J’y pense sur mon bout de granit, la tête levée toujours, sous des milliers d’étoiles fidèles au poste. Ainsi commencent mes nuits dans la Sierra Nevada.
Pibrac, Haute-Garonne, France.
Il n’allait pas de soi qu’en cette fraîche soirée de septembre 2023, je me tienne de la sorte, assis en tailleur sur un bloc de granit, les yeux perdus dans l’immensité du ciel américain.
Quand ma compagne Julie et moi-même avons imaginé cette “marche aux étoiles”, en 2020, les planètes n’étaient guère alignées. Une catastrophe sanitaire déferlait sur la planète. La plupart des pays avaient choisi de fermer leurs frontières. Cette mesure qui visait à limiter les déplacements, donc les contagions, fut l’une des premières adoptées. Elle s’appliqua avec rigueur. Les Français évoluaient dans un périmètre défini qui ne cessait de rétrécir : le territoire national, puis la région, puis la ville – enfin, ce kilomètre carré qui dressait une cage invisible autour de chaque citoyen.
Tandis que nos compatriotes trompaient leur ennui dans de modestes tours de quartier, les moyens de transport avaient cessé toute activité. Comme pétrifiés par quelque sortilège, les bus, les trains, les avions et même les voitures étaient à l’arrêt. Un silence de nécropole régnait autour des gares et des aéroports, aux accès gardés par les forces de l’ordre.
Peu à peu, l’idée même de voyager devint extravagante, presque obscène. Qui pouvait imaginer courir le monde pendant qu’on assignait à résidence 2,63 milliards d’êtres humains ? L’opinion publique se montrait hostile aux voyageurs, au peu qu’il restait. Durant ces longs mois où les hélicoptères des services d’urgence parurent confisquer le ciel, il ne faisait pas bon s’envoler pour les antipodes. Ceux qui s’affranchissaient de la loi commune étaient voués aux gémonies.
Pas question, bien sûr, d’organiser notre séjour américain dans ces conditions. Rien n’interdisait en revanche d’en approfondir l’idée. “La Marche aux étoiles” nous avait inspiré quelques notes éparses, serrées dans une chemise à rabats. Un jour, j’exhumai le dossier du tiroir
où il prenait la poussière. Des chaises furent sorties sur le petit balcon. Nous rouvrîmes la discussion là où nous l’avions laissée, des semaines plus tôt. Tout fut passé au crible : le principe de la “marche aux étoiles”, son programme, ses objectifs, son calendrier.
Julie et moi partageons un même émerveillement pour le ciel étoilé et une préoccupation égale des menaces qui pèsent aujourd’hui sur cette splendeur nocturne.

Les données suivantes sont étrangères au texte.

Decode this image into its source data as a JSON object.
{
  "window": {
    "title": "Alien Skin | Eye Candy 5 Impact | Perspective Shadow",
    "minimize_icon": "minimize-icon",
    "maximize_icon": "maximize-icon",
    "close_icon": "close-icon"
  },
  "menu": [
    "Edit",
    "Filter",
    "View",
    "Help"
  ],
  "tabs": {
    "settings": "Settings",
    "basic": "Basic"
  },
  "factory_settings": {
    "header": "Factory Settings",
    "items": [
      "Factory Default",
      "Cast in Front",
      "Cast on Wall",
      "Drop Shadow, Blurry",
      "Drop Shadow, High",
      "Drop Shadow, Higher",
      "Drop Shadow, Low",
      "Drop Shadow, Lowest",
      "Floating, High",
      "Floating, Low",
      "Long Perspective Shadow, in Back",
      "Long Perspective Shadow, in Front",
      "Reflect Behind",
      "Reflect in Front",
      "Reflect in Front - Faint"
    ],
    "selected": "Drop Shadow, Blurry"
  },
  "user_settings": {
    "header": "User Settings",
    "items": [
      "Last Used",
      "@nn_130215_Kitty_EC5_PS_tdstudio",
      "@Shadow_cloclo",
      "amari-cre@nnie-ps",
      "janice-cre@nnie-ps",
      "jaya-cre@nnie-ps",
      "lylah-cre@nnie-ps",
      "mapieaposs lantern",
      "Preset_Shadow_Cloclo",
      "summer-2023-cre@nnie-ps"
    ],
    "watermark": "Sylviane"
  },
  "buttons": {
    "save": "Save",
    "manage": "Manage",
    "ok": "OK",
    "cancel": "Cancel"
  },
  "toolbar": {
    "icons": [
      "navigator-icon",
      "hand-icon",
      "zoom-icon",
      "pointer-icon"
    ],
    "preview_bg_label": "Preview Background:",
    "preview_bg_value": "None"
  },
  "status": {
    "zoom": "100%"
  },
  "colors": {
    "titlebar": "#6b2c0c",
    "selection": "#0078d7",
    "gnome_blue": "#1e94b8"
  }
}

Nos réflexions avaient un point de départ conceptuel, presque philosophique. De tout temps, observionsnous, les étoiles et la Lune ont accompagné les nuits de l’être humain. À la fois guide et source d’inspiration, le ciel nocturne occupe une place centrale dans la vie d’Homo sapiens. Hélas, les étoiles se sont éclipsées depuis les débuts de l’ère industrielle. Quand vient la nuit, combien d’entre nous ont la chance d’observer un ciel pur, à l’obscurité parfaite ? Le ciel étoilé subit aujourd’hui des agressions de tous ordres : pollution atmosphérique, pollution lumineuse et, désormais, prolifération des satellites et des débris spatiaux, dont certains visibles depuis la Terre. Ainsi ce spectacle fabuleux que constitue le ciel étoilé est-il menacé d’effacement.
Que pouvions-nous faire à notre échelle, pour prévenir cette catastrophe annoncée ? Comment de simples citoyens pouvaient-ils aider à la préservation du ciel noir ? Concernant ce patrimoine naturel comme tant d’autres, forêts ou montagnes, océans ou zones humides, la question se posait d’un engagement utile et d’une action effective.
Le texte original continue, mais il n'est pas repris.